If email intercept were a common practice, the interception of an MtGox code would be probably the least of my concerns. What about people resetting your password and gaining access to your MtGox account, bank account, etc. by simply requesting a "reset my password by email". How many entities use a "reset password by email" without additional check and constrains? Wouldn't you agree?
Finally, please note that we DO warn the customer (and have always done so) as seen on this example:
In any case, we have recently implemented a new membership system and will move the retrieval of codes behind a password protected area.
Once you payment is made, AurumXchange will send you the USD MtGox code within seconds.
If I understand the process correctly, that last step in the process concerns me. Mt. Gox codes are redeemable by the bearer. Is AurumXChange seriously sending the Mt. Gox code through e-mail?
E-mail messages are transmitted using the SMTP protocol. SMTP is not a secure method for communicating.
SMTP [RFC-821] servers and clients normally communicate in the clear over the Internet. In many cases, this communication goes through one or more router that is not controlled or trusted by either entity. Such an untrusted router might allow a third party to monitor or alter the communications between the server and client.

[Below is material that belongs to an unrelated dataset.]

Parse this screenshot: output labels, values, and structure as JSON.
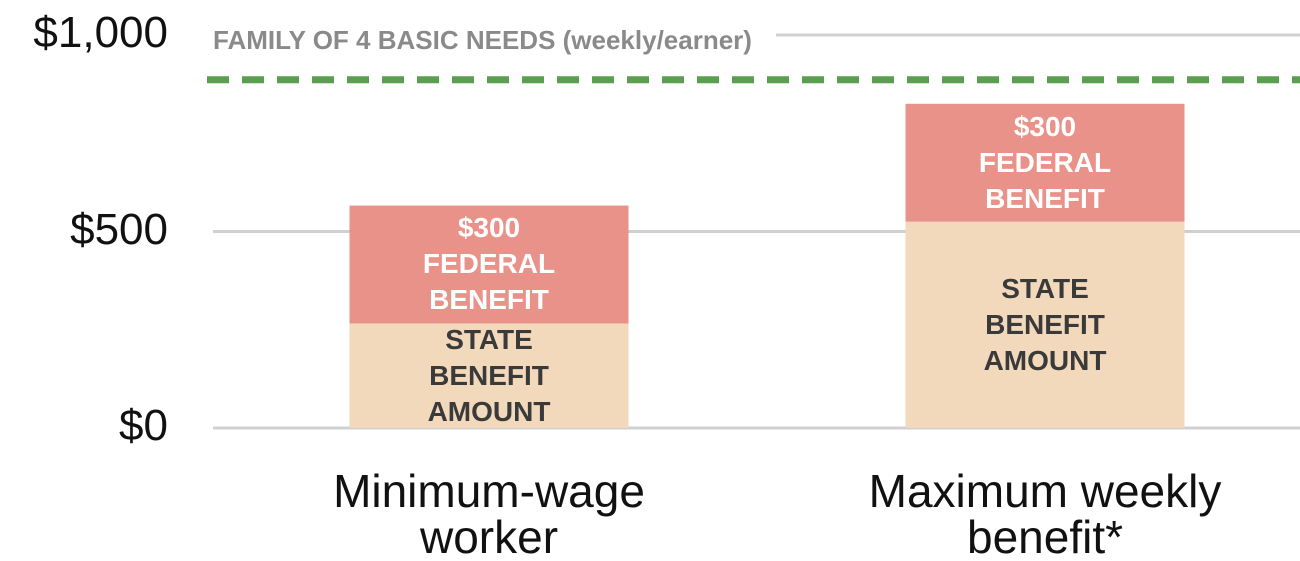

At some point, some unscrupulous network engineer or sysadmin at one of those router hops or a compromised system somewhere enroute is going to start filtering and capturing the mtgox codes and then redeem them. The chances of getting caught, if done properly, are likely extremely low -- any hop could have been the one where the sniffing occurred and even then the code, once redeemed, can get converted to bitcoin funds and withdrawn.
Has there ever been an AurumXChange customer that claimed that the code they received showed that it had already been redeemed? If so, it will be difficult for either AurumXChange or Mt. Gox to determine if it was the customer attempting to double spend that code or if it instead was the result of some cyber thief somewhere between AurumXChange and my open wi-fi connection at this coffee shop.
If e-mail will be the method or transferring the code then, at a minimum, the risks should be explained and I as the customer then be given the option for the message to be sent encrypted (using my PGP public key).